La escala económica de una apuesta planetaria
La escala económica de la Iniciativa de la Franja y la Ruta es considerable. Desde su lanzamiento, en el marco de la BRI, se han movilizado aproximadamente 1,4 billones de dólares. Estos recursos se canalizan a través de instituciones financieras especializadas, como el Banco Asiático de Inversión en Infraestructuras, el Fondo de la Ruta de la Seda y bancos estatales chinos, entre ellos el China Development Bank.

Por sectores, aproximadamente el 33 % de los recursos corresponde a proyectos energéticos, el 15 % al transporte y el 11 % a la industria de los metales y la minería. En cuanto a la distribución geográfica, Asia concentra el 64 % de la financiación, seguida de África con el 25 %, América Latina con el 6 %, Europa con el 3 % y la región del Pacífico con menos del 1 %. Según las estimaciones a largo plazo del Banco Mundial, hasta 2030 la realización de grandes corredores de transporte e infraestructura vinculados a la BRI podría contribuir a crear hasta 420.000 puestos de trabajo permanentes.
Una disputa por el orden económico mundial
Los países occidentales intensifican progresivamente sus críticas a la Iniciativa de la Franja y la Ruta.
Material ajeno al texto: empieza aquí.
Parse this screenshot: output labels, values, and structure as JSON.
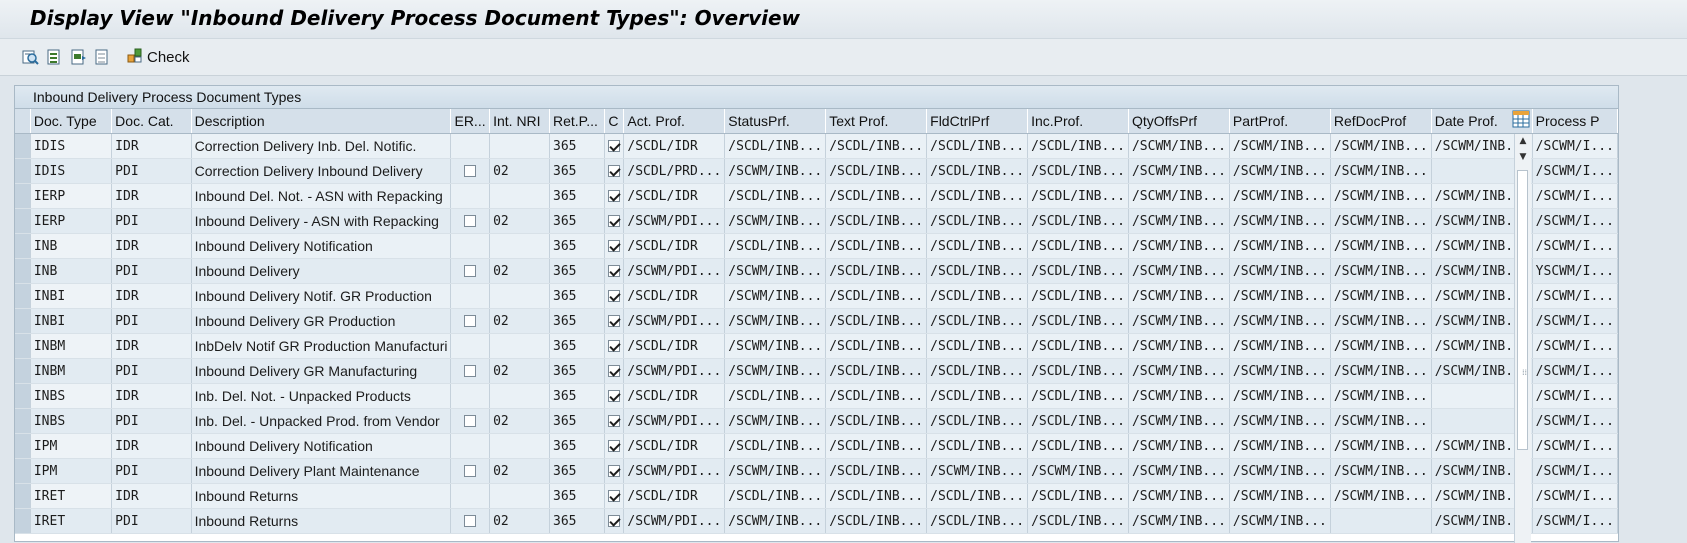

Estados Unidos lidera la campaña contra China y ejerce una presión cada vez más intensa tanto sobre sus aliados como sobre los socios de China en el marco de la BRI, intimidándolos con la perspectiva de caer en una trampa de endeudamiento y de quedar económicamente dependientes de Pekín.
Con el fin de contrarrestar la BRI, Washington decidió crear una estructura especial de inversión -la Corporación Financiera de Desarrollo Internacional- y presentó el plan Red de Puntos Azules, cuyo objetivo es evaluar la calidad de los proyectos de inversión en todo el mundo, pero cuyo verdadero propósito es torpedear los proyectos económicos de la BRI y contraponerlos a los proyectos "de alta calidad" ejecutados bajo los auspicios de Estados Unidos y sus aliados.

Los últimos países que, bajo la presión de EE.UU., se retiraron de la BRI son Italia (el único país del G7 que había firmado un memorando de entendimiento con China) y Panamá.
Más de una década después de su lanzamiento, la Iniciativa de la Franja y la Ruta se ha convertido en una de las principales plataformas mundiales de inversión, infraestructura y conectividad. Al mismo tiempo, constituye uno de los escenarios más importantes de la competencia geoeconómica entre China, EE.UU. y sus aliados, y refleja la transformación de las relaciones económicas internacionales en el siglo XXI.